Les conseils de la reine Victoria à son collègue magnat des mines

Chère Gina,

Puis-je présumer de vous appeler Gina ? J'ai l'impression de te connaître déjà, tant nous avons beaucoup de points communs. Gérer des empires à lui seul, ce qui est facile, entouré d’obséquieux, de rancuniers et d’ignorants, continuellement déçus, voire enragés, par nos enfants et, franchement, souvent incompris.

Esprits apparentés : la reine Victoria par le photographe Alexander Bassano, 1882, et le portrait de Gina Rinehart par Vincent Namatjira.

Les femmes comme nous sont plus intéressées par l’hégémonie que par les coupes de cheveux, définies davantage par le pouvoir que par la pose. Nous travaillons dur, nous assumons d’immenses devoirs, nous hurlons aux oreilles des premiers ministres. Nous ne sommes pas de simples étendoirs inutiles qui pendent aux bras des poseurs et des aristocrates.
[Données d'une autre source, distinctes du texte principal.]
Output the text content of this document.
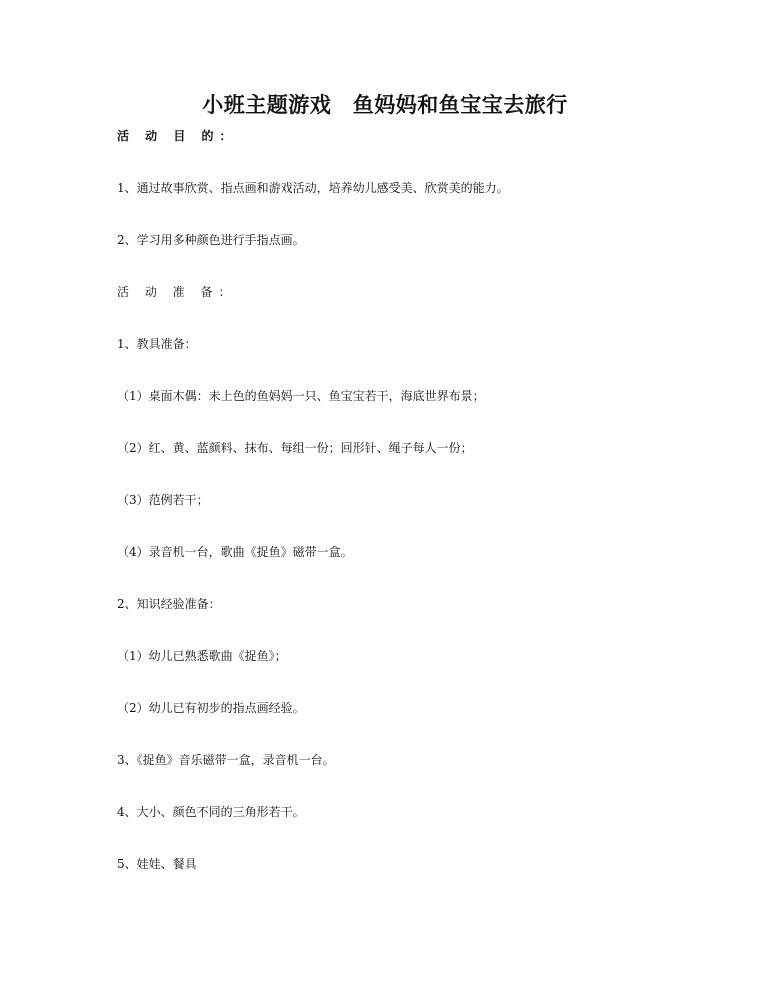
小班主题游戏　鱼妈妈和鱼宝宝去旅行
活 动 目 的：
1、通过故事欣赏、指点画和游戏活动，培养幼儿感受美、欣赏美的能力。
2、学习用多种颜色进行手指点画。
活 动 准 备：
1、教具准备：
（1）桌面木偶：未上色的鱼妈妈一只、鱼宝宝若干，海底世界布景；
（2）红、黄、蓝颜料、抹布、每组一份；回形针、绳子每人一份；
（3）范例若干；
（4）录音机一台，歌曲《捉鱼》磁带一盒。
2、知识经验准备：
（1）幼儿已熟悉歌曲《捉鱼》；
（2）幼儿已有初步的指点画经验。
3、《捉鱼》音乐磁带一盒，录音机一台。
4、大小、颜色不同的三角形若干。
5、娃娃、餐具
Qu'a dit Cher lorsque sa mère lui a dit d'épouser un homme riche ? « Maman, je suis un homme riche. »

Ha, on pourrait bien le savoir, Gina ! Albert chéri avait à peine un pfennig à se frotter lorsque nous nous sommes fiancés, les caricaturistes l'ont ridiculisé en le traitant de prince appauvri, mais qu'importe ? Il était le meilleur des hommes et, pourrais-je ajouter, « excessivement beau ». J'ai fait pousser à toute l'armée britannique une moustache « délicate », tout comme la sienne, et ils s'en portaient mieux. La plupart du temps, j'étais trop occupé à le regarder pour m'inquiéter de mon propre reflet.

C'est pourquoi je vous écris. J'ai quelques conseils. Écoutez, je suis le premier à dire que je suis tout simplement horrible dans les portraits. Tous. Dieu sait que j'ai essayé. Ma demi-sœur Feodora essayait de me rassurer en me disant que j'avais l'air bien, mais j'ai des yeux dans la tête. Je me souviens à quel point cela a été réconfortant lorsque mon Premier ministre m'a dit, à l'approche de mon mariage – après avoir exprimé mon inquiétude quant à mon apparence – qu'on m'avait décrit comme ayant un « grand œil scrutateur » et « une narine ouverte et anxieuse ». Lord Melbourne savait toujours quoi dire. Il pleurait en parlant, disant qu'il « ne peut y avoir de plus belle physionomie » !

J'avoue que Melbourne m'a conseillé de marcher davantage et de ne manger que lorsque j'avais faim, mais je lui ai dit que cela signifierait que je passerais toute la journée à manger. Il m'a également conseillé d'arrêter de boire de la bière, ce qui était inutile. J'aime la bière.

La statue de la reine Victoria est dévoilée devant le Queen Victoria Building à Sydney en 1987.

La statue de la reine Victoria est dévoilée devant le Queen Victoria Building à Sydney en 1987.

Oh, j'étais parfois mince, surtout après avoir cessé d'être enceinte éternellement, infernale, mais la rondeur remonte à des siècles dans mon arbre généalogique. Je mesure moins de cinq pieds. J’ai depuis longtemps arrêté de m’inquiéter de ce que j’appelais en privé « mon vieux visage laid ».

Je veux dire, jetez un œil à quelques-unes des centaines de mes statues, disséminées un peu partout. Ils ne m’ont pas photographié avec un air heureux et séduisant, n’est-ce pas ? Ils ne rappellent pas non plus l’époque où j’étais en forme et souple, faisant de l’équitation toute la journée puis dansant toute la nuit. Non, je me tiens austère et robuste, sur des socles partout dans le monde, sur des monticules poussiéreux, au coin des rues, surplombant les palais et les parcs, comme si j'étais toujours mécontent de ce que je vois. Ce que je fais souvent en vérité.